I caught myself sighing between swigs of cinnamon dolce. Why, why, why did it take him all the way to college to “do well” as a writer?

Maybe it’s simply freedom. His not being confined by what’s all too often considered “writing” in school, but being able to articulate what he really thinks, what he feels in the depths of his heart, and having a safe, supportive venue for communicating his perspective to a real audience, even to the world. Maybe he got a professor who loves to write, who showed the students how and why to write. All I know for sure is that SOMETHING was the game changer for this young man; even his mother was amazed. Could it be that someone finally believed in him? That’s where the true business of education begins—in throwing doors wide open, not in closing them. Learning and understanding are like coming from a stuffy closet into a living room, or from a comfortable living room into the whole vibrant outdoors.

Or the hair salon, where you can speak what’s on your mind, where someone listens and responds, where voices are not constrained, where there are no boundaries, and no topic is taboo.

14 thoughts on “Something to say

  1. That’s where the true business of education begins—in throwing doors wide open, not in closing them.

    This is what we’re trying to do every day, isn’t it? Yet, I’m positive that there are those that slip through just like this college student.

    Liked by 1 person

    • Now is a good time for me to say that I celebrate this college student’s recent accomplishment with writing. It took me several months, honestly, to complete this post due to despair over the all-too-familiar story (students not liking to write/not being successful). I have no way of knowing how comfortable all of his teachers were with authentic writing/facilitating workshop, or whether the schools valued it and invested in it. Can’t say. But I know it’s an ongoing struggle for so many. Keeping that door open so begins with vision. And belief. 😊

      Liked by 1 person

    • Thanks so much, Dawn. Continuing our work is absolutely key, yes – as advocates for students and on behalf of colleagues. This is one of the many reasons I treasure our teacher-writer community and delight in seeing it grow!
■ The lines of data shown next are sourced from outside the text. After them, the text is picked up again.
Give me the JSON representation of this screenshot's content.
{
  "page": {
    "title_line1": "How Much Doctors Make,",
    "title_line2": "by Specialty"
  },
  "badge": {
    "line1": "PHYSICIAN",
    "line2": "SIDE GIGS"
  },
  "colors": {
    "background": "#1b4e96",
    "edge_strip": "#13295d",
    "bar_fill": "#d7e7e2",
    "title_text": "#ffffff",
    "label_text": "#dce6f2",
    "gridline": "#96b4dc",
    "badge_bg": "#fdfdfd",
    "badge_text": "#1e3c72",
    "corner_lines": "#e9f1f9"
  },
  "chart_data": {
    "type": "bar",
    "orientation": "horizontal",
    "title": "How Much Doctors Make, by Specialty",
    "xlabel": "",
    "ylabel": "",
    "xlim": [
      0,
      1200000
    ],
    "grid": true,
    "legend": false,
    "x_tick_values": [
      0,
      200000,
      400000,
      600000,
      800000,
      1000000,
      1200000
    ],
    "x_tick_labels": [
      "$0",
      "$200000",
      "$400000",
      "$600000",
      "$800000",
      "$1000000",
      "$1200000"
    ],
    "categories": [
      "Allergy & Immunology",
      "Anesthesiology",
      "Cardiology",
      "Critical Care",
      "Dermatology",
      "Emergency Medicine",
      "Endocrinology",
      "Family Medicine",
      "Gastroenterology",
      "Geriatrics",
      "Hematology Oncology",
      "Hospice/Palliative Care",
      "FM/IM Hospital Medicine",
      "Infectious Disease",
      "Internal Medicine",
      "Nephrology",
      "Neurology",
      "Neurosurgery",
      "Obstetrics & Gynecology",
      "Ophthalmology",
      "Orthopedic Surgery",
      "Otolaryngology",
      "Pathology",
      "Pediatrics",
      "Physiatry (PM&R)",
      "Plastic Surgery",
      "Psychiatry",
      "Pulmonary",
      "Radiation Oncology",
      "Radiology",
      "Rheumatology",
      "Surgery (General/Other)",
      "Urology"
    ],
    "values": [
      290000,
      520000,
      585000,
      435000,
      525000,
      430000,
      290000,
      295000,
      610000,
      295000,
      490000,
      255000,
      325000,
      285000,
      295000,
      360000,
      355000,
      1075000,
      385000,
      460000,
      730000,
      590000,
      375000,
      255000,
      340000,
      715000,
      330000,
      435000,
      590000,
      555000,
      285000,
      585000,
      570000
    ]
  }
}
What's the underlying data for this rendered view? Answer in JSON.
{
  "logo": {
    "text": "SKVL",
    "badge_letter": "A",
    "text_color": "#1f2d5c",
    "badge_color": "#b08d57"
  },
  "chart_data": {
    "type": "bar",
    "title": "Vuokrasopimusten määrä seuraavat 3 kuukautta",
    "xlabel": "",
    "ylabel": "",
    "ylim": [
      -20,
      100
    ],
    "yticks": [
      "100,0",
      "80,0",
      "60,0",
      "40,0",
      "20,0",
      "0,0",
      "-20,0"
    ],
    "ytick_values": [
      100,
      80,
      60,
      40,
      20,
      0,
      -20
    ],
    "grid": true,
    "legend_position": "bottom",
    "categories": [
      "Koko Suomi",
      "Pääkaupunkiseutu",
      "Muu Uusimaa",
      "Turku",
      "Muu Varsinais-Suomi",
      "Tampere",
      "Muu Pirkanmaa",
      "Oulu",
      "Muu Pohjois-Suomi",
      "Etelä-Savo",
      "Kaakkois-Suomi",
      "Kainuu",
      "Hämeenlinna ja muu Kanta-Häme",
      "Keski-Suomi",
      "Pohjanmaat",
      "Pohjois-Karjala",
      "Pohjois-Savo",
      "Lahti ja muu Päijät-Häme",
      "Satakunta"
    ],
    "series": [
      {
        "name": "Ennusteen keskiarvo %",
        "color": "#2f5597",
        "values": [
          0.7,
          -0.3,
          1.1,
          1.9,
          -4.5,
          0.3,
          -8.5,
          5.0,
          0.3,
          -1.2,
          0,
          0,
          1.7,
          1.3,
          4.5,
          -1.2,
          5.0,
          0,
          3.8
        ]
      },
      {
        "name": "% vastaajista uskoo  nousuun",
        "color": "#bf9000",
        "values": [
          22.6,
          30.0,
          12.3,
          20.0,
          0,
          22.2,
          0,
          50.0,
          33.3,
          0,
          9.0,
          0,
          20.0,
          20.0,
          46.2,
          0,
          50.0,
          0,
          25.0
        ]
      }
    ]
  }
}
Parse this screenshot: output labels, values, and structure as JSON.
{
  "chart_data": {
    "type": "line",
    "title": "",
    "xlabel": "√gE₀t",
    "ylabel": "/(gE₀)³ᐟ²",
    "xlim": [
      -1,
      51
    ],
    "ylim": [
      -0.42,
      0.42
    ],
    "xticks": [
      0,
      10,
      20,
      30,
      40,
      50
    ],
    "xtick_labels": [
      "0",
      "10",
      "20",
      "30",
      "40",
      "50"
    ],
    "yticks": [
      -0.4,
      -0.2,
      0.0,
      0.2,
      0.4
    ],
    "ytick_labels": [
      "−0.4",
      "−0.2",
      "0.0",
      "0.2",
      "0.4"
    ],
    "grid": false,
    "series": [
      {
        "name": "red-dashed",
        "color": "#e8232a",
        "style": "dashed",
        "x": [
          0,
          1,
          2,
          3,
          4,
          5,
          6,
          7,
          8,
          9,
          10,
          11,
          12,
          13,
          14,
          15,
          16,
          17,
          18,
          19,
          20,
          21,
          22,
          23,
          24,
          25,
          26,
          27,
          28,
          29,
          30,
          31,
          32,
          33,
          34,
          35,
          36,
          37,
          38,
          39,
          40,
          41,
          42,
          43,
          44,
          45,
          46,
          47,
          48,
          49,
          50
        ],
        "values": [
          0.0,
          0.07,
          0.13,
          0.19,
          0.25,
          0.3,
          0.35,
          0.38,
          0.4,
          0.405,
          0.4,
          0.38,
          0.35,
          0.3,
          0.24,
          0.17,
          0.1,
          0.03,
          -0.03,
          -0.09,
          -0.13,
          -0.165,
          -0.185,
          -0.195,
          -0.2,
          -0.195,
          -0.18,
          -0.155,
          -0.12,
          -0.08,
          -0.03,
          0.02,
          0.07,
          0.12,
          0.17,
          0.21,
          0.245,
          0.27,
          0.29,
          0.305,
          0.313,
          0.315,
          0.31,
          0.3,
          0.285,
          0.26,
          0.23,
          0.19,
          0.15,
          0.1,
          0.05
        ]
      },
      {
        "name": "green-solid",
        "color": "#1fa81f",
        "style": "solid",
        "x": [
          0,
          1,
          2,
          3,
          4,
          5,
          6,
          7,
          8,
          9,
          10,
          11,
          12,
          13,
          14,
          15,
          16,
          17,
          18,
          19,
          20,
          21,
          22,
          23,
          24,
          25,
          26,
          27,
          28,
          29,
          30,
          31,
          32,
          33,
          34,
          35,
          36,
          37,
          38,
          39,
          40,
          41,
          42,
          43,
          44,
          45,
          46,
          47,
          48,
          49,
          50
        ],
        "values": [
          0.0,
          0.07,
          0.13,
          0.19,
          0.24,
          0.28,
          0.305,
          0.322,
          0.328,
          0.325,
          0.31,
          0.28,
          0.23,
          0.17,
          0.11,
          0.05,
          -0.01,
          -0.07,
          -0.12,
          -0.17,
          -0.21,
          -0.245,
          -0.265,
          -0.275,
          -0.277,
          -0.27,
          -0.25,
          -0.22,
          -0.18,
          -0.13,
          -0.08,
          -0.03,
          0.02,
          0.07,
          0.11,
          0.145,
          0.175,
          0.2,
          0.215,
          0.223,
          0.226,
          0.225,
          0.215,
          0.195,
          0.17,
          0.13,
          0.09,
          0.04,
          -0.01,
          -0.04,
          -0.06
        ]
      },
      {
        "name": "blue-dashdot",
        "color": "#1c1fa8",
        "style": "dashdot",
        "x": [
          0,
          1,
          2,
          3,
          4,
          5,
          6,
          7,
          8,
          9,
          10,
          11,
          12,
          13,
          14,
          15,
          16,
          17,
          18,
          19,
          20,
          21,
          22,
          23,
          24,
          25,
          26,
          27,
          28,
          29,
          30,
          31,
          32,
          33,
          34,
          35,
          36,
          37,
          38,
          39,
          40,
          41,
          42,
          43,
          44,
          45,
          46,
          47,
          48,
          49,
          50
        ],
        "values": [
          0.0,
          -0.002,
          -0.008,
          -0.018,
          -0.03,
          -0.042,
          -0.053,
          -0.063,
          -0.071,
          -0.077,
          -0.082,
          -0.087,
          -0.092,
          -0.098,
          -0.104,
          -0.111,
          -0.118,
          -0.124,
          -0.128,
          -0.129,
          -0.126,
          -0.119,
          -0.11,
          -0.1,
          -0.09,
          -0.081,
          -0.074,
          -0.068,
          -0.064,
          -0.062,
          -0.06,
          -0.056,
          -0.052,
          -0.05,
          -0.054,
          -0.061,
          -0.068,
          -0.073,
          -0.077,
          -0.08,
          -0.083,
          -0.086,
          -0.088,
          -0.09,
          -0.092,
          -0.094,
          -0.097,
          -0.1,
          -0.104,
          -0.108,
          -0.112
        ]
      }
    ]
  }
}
We help each other keep those doors open, even when curriculums or systems or values sometimes crowd it.

      Liked by 1 person

  2. Every success story is worth recounting, even as we speculate on the reasons. Your post also speaks to the idea that developing academic skills is not always as predictable as a pediatrician’s guide to physical development–and that we should never, ever write off a student as being unable to do something because he didn’t meet a certain deadline for a skill.

    Liked by 2 people

  3. An enticing snippet of conversation that sends my thoughts wondering…What’s the story? As I read this, I wondered if perhaps the son hadn’t shared his writing with his mother before and had now reached a place where he could do so. Could he have been writing all along? Maybe. Or maybe his writing had been validated by his college teacher and so he now shared, feeling more confident. Or perhaps his writing before had strengths that were overlooked or cloaked in “I don’t like writing.” …
    You did a wonderful job capturing both the unique hair salon environment and your thoughts about this young man and writing and education. I’ll be thinking about this piece for a while I think.

    Like

  4. First of all I love that this post was initiated in a hair salon! What a great example for your students to remember that stories can be found everywhere!
    Secondly, your post makes me wonder whether like reading – it’s not that a student doesn’t like reading it’s that we haven’t found the right book for that student. Could it possibly be that we haven’t quite found the genre, or audience, or purpose, for that writer? Wondering…

    Liked by 1 person

  5. I enjoyed following your thought process on this encounter. Like you, I believe the lack of freedom in writing, the scripts and the prompts, and even the gosh-darned four square, suck the life out of any true expressions, thus making writing in school a chore and not a joy. I wish for a longitudinal study of a writer to actually see where the shift happens.